Panel vs. freestanding: The last thing to consider is whether you want to use panel cubicle walls or a freestanding system. Panel systems are more flexible and versatile with plenty of options such as internal power sources and desk configuration. Freestanding systems are far more portable and take less time to install.

Panel VS Freestanding Cubicle

When choosing cubicle walls, also think about the shape of your office area, the number of cubicles you will need, and the type of work your employees do. If you are unsure what to purchase, it is best to choose the most flexible options since you can always reconfigure later.

The dangers of glass cubicles

One trend that has come and gone in the office is the glass cubicle. The glass cubicle can compromise the productivity of your workers. Opt instead for a traditional design that gives employees privacy, as well as other benefits.

The drawbacks of glass: Glass walls eliminate privacy. While at first you may think that this is an advantage, as it keeps your worker accountable for his or her actions, in fact the lack of privacy is a real danger. Glass walls increase the worker's feelings of vulnerability. No conversation within the cubicle can go unnoticed.

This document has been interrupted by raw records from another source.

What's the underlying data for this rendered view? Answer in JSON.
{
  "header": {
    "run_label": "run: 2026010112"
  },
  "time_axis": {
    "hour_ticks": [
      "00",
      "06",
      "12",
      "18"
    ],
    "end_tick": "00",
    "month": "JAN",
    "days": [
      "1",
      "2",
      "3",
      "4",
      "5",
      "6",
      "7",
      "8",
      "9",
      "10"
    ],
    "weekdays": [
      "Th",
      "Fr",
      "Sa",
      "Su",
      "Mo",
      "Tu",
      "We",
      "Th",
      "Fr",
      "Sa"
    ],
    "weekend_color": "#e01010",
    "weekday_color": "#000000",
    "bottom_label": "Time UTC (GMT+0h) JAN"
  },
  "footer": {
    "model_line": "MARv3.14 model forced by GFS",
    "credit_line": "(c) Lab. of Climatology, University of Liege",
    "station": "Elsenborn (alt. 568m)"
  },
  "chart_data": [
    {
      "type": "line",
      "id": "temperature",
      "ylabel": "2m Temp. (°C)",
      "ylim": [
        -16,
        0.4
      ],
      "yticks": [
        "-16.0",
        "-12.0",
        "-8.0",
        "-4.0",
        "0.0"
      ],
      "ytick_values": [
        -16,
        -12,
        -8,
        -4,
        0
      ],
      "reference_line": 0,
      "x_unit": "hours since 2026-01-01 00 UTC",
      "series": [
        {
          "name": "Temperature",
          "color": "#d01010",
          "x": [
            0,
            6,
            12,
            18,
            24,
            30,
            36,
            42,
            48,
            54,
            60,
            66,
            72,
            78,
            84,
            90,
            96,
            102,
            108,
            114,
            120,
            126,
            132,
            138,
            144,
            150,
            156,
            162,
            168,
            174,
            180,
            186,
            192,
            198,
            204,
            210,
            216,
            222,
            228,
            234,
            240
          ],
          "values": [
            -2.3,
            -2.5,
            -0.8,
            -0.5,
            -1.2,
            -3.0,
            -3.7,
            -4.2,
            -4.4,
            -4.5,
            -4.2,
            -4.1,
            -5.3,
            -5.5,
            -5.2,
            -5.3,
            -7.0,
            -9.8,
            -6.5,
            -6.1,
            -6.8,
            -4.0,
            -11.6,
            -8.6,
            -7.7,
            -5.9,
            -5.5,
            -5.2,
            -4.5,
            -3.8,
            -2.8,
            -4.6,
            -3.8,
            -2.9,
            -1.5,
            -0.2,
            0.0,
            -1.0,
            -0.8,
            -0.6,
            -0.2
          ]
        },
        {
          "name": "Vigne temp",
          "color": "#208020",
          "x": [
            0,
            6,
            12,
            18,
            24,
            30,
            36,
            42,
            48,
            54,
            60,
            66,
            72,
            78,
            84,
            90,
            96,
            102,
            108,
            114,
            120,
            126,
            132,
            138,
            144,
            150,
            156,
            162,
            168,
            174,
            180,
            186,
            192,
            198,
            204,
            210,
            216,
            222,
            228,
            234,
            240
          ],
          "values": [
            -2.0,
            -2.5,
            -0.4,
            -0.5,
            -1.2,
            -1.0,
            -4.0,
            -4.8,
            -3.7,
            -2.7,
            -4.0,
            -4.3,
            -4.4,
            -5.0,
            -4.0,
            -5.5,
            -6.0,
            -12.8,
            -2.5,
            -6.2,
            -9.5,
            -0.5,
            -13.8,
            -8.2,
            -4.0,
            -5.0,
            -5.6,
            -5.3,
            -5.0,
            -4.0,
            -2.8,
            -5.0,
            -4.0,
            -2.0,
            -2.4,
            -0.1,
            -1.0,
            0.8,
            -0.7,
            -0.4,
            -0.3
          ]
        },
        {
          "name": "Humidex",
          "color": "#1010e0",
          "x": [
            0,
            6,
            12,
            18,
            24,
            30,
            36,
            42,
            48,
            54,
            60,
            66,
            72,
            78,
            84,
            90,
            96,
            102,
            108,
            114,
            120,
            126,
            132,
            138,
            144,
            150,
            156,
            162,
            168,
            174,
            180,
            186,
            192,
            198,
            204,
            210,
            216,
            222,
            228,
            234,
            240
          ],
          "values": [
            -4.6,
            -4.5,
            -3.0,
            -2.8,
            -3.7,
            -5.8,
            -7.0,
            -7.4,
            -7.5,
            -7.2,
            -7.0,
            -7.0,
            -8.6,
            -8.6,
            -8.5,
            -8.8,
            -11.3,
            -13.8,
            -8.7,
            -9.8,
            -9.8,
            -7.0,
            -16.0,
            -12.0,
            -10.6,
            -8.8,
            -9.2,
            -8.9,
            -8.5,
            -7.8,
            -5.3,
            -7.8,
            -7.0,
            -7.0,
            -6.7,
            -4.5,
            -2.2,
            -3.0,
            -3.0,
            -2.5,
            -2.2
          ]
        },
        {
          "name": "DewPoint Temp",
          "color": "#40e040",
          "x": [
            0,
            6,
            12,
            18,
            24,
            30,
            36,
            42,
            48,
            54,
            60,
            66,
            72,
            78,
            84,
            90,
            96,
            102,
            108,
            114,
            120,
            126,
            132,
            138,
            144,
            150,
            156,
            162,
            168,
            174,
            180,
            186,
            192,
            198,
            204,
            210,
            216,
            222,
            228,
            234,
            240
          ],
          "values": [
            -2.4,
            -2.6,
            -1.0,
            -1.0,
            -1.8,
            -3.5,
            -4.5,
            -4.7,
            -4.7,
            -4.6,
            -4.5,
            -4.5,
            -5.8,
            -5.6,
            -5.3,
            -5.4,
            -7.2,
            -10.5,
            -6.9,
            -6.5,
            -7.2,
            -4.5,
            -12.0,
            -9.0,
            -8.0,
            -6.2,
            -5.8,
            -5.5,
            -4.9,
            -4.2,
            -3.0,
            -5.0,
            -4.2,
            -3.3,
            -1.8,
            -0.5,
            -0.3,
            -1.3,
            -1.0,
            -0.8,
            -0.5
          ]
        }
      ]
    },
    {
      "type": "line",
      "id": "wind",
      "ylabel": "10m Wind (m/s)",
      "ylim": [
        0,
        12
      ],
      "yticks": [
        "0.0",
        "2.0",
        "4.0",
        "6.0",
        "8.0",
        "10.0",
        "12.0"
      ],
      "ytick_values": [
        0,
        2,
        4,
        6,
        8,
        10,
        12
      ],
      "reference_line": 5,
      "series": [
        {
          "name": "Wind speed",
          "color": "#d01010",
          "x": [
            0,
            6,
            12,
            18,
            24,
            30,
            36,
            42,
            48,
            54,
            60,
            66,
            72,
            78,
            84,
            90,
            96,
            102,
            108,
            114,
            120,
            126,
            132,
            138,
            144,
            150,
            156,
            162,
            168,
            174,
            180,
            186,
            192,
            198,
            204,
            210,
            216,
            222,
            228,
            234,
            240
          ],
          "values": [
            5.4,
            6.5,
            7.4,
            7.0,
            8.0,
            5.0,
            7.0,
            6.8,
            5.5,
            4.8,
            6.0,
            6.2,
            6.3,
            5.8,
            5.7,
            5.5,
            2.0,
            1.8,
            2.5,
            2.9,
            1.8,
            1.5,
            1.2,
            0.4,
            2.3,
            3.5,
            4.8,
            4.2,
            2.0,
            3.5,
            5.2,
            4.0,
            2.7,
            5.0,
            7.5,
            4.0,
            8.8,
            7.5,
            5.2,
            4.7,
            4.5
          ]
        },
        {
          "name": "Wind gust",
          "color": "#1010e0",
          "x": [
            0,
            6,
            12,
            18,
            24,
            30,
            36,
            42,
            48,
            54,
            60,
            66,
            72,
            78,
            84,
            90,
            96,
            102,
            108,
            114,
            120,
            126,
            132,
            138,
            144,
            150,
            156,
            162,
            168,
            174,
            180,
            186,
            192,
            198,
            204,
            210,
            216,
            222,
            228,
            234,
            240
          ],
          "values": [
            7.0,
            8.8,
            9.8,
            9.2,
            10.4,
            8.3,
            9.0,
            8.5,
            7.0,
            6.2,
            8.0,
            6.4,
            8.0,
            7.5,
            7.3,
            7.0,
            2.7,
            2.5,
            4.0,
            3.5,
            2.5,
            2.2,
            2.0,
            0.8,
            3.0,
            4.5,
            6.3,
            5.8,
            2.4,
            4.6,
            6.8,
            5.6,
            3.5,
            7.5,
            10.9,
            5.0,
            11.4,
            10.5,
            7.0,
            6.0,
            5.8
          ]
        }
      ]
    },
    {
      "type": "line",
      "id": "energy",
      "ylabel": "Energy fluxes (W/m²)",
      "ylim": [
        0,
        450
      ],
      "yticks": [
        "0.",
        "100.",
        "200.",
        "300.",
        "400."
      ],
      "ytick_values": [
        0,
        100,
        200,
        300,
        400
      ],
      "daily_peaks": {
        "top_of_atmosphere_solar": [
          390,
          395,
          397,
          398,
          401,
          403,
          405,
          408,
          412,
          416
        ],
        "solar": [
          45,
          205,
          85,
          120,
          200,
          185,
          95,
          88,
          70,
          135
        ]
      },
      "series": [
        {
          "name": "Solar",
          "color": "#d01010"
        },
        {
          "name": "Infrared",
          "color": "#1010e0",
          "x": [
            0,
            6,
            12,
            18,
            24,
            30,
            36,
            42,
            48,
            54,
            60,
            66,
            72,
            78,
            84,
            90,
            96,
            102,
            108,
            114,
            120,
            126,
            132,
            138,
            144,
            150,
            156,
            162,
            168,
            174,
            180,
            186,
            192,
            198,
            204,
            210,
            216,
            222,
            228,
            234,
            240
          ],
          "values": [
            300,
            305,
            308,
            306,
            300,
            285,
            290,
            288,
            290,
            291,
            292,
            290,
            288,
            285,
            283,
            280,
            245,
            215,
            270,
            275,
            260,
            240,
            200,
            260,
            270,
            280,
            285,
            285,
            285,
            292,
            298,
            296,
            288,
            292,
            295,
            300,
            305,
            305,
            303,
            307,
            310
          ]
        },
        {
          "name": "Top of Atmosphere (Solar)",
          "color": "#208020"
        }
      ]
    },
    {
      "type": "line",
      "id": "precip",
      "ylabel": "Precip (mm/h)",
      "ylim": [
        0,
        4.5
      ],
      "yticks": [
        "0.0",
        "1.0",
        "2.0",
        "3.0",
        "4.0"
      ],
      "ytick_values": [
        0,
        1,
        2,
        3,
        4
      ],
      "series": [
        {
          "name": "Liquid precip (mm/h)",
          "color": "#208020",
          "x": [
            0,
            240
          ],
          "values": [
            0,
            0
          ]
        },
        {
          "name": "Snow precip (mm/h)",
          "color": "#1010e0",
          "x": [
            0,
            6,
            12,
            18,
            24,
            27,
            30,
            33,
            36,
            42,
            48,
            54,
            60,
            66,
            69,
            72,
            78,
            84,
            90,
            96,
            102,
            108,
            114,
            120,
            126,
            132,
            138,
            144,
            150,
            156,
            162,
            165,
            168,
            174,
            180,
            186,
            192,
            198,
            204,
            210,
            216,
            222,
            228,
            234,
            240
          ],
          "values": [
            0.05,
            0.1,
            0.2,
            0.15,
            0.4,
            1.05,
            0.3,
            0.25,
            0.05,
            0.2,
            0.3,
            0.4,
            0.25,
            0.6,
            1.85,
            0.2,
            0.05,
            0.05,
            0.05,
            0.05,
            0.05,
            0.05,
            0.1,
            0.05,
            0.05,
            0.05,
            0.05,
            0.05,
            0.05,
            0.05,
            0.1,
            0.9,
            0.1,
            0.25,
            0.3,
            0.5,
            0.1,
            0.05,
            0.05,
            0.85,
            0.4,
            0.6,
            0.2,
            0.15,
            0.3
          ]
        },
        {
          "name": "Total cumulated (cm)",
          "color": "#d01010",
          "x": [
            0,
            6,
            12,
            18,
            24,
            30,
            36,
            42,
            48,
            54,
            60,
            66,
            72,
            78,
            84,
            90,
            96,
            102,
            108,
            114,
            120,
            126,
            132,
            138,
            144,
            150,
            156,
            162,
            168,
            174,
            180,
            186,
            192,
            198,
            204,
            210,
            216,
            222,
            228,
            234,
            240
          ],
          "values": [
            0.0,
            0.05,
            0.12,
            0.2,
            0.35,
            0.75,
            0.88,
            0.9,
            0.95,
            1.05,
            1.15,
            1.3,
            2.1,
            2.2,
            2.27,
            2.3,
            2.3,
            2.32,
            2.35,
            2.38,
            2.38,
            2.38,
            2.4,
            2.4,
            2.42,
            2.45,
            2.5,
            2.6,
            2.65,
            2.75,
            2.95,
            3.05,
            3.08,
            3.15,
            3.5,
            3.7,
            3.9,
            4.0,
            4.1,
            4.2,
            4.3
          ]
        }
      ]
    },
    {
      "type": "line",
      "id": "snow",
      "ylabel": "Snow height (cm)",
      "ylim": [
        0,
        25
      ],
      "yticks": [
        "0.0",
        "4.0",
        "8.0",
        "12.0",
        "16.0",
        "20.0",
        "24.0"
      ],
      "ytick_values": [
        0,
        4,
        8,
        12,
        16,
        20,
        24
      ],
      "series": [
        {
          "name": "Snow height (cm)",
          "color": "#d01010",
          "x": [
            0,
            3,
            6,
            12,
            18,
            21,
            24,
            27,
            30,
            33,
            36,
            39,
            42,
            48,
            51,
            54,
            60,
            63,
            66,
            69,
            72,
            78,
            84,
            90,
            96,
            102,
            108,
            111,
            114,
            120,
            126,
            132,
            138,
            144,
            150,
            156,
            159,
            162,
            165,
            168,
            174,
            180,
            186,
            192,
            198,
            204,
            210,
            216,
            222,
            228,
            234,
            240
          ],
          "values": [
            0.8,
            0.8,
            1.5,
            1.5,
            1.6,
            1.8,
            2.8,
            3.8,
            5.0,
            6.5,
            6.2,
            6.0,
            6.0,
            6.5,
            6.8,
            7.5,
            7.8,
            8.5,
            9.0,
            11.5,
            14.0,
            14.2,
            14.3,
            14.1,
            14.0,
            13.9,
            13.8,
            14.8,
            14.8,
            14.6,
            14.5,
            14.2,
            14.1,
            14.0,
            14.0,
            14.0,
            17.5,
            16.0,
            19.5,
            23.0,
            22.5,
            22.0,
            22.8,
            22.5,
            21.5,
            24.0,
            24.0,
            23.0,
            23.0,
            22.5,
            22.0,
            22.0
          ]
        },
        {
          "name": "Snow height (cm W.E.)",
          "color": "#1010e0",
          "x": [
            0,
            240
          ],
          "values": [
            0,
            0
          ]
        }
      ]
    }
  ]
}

If your employees are never allowed personal moments at the desk or private conversations, anxieties and workplace dissatisfaction can increase and motivation decline.

The "bird factor": The "bird factor" is the phenomenon of people slamming into the glass cubicle or conference walls. These incidents are not only embarrassing, they can be physically damaging, too. The individual may actually get hurt and need to take time off work, decreasing office productivity.

Lighting issues: Sunlight streams in from office windows and shines right through the cubicle walls, which can be blinding on sunny days. In addition to eye strain, too much glare can make computer screens hard to read. The sunshine also may heat up the temperature in the cubicle. A too-warm office may make your employees tired and sluggish, and slow down their performance.

The traditional cubicle has many advantages over the glass model. Beyond safety and privacy, another benefit of the bulletin board-like panels is that workers can hang hooks and shelving on them, for extra storage. Employees can store training manuals on the shelves and pin memos and photographs on the walls for easy reference and a way to express their personalities.

Given the proximity between cubicles (of either style), encourage workers to keep their voices down at their desks to decrease distractions to other people in the office. No matter what style you choose, shop around to get the best price for quality furniture before you make your purchase. Or compare prices that others paid to get an idea of how much you could pay.